眼圧は上強膜静脈圧の上昇を反映して20-25mmHgと中等度の上昇を示すことが多いです。

シュレム管の血液角膜と虹彩の間の隅角を見れば房水静脈へ逆流した血液の流入を見ることもあります。(シュレム管と言う通常は血液のないリンパ管の部分に逆流した血液:出典は最初の引用頁)
CT やMRIではしばしば太く腫大した外眼筋と拡張した上眼静脈が見えます。

血管造影
確定診断には脳血管撮影が行われ、これによってシャントへの血液を供給している導入血管が決定されますが、MRIアンギオグイラフィーも侵襲が少ないので通常の脳血管撮影に先立って勧めることの出来る診断法です。
紫

◎ 赤眼短絡症候群の治療方針

眼症状が軽ければ永続的な視覚障害を残さないように、眼圧の上昇、網膜静脈のうっ血、眼筋麻痺などに注意して症状の回復を待ちます。

房水が流出する上強膜静脈の圧が上昇しているので、眼圧降下剤の効果はあまりよくないですが、まずは点眼治療で眼圧の降下を目指します。

通常、眼圧が上昇している期間が短いため、視野が緑内障性の変化を示すにいたることは少ないです。

普通は実際に網膜静脈の閉塞が起こる前に動静脈ろうが自然に消退し、眼症状は寛解を見ることが多いです。

この疾患での眼球運動障害は眼球運動に関連する神経の虚血ないし周りの組織による圧迫によっても起きます。

また外眼筋自体のうっ血や、腫脹自体でも起こることがありますが、複視が3月以上持続することは少ないです。

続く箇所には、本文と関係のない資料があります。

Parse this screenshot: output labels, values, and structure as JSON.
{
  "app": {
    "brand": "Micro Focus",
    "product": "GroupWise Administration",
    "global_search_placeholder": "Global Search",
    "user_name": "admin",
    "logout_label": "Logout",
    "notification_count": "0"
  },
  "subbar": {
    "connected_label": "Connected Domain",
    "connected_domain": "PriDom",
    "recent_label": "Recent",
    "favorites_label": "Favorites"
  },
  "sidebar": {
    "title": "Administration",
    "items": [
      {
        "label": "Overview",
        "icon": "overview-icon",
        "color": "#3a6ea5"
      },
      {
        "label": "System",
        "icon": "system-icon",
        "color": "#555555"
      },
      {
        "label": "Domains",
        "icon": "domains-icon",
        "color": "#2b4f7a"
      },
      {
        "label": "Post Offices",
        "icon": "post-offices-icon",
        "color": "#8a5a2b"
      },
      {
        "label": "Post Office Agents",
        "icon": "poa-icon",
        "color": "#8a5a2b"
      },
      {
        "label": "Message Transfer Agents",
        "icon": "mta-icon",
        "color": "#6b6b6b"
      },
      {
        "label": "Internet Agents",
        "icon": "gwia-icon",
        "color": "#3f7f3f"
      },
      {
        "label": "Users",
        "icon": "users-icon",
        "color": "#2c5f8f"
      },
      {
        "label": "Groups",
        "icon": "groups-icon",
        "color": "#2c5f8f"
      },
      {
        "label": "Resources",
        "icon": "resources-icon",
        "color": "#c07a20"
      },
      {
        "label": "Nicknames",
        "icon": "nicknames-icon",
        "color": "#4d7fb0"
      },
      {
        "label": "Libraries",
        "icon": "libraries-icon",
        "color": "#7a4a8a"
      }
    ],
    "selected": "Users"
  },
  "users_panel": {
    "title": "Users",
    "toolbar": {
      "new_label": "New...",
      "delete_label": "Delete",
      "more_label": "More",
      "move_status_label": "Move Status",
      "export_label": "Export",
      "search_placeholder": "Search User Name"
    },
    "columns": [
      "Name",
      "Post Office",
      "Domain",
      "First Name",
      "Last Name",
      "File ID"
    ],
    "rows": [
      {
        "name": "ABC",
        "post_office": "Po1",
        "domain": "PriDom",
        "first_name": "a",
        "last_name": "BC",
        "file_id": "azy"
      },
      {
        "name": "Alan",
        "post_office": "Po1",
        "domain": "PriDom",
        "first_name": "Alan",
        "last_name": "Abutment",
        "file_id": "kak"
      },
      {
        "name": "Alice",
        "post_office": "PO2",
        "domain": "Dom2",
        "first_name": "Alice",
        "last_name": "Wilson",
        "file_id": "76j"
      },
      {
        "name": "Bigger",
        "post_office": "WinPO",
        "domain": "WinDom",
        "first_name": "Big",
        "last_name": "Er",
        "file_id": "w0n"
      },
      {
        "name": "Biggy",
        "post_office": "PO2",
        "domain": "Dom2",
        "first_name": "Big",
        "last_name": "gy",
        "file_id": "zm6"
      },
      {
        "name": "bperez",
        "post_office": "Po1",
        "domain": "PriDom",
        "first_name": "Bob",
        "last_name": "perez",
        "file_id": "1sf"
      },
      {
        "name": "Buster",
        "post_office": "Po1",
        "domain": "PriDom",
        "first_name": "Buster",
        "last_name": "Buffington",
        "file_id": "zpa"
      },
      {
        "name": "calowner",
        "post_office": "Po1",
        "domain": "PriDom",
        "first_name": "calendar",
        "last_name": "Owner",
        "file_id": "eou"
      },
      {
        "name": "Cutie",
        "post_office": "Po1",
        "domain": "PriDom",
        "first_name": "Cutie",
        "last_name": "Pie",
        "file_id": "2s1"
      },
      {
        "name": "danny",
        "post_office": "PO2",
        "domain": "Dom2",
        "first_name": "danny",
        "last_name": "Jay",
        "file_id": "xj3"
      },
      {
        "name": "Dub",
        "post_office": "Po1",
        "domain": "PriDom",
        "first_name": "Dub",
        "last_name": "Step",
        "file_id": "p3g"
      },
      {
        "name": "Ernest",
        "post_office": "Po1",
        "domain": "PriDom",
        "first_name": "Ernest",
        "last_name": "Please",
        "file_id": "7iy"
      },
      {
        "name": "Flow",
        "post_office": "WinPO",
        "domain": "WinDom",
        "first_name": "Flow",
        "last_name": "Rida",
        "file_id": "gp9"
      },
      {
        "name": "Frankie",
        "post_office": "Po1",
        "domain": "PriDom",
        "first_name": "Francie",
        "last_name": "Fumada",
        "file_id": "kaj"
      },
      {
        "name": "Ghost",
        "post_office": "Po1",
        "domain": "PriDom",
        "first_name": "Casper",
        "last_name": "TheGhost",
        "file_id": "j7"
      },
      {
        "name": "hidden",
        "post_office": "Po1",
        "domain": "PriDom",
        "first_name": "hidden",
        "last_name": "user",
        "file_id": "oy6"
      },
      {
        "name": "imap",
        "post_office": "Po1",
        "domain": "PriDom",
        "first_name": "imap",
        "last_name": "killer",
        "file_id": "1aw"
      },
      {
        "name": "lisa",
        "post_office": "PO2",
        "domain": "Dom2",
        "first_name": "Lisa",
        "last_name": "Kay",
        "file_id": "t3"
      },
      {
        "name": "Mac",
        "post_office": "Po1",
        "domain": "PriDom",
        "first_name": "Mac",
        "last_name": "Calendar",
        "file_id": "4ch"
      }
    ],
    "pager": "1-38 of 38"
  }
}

最近ではカテーテルを上眼静脈経由で海綿静脈洞まで直接入れて、そこから海綿静脈洞に金属の細線を挿入して海綿静脈洞に血栓を発生させ、吻合血管の閉塞を誘発する治療が行われて、比較的良い結果が得られています。

しかしこの手術治療には少ないながらも合併症もあり、また海綿静脈洞部の動静脈ろうは自然消退も多く見られる疾患であり、全例に直ちに行われなければならない治療法ではないと私は考えています。

◎ 参考図書:

(1)Phelps CD, Thompson HS, Ossoinig KC: The diagnosis and prognosis of atypical carotid-cavernous fistula (Red-eyed shunt syndrome) Am J Ophthalmol 1982;93:423-426.

(2) Sergott RC, Grossman RI, Savino PJ, et al: The syndrome of paradoxical worsening of dural-cavernous sinus arteriovenous malformations. Ophthalmology 1987,94:205-212.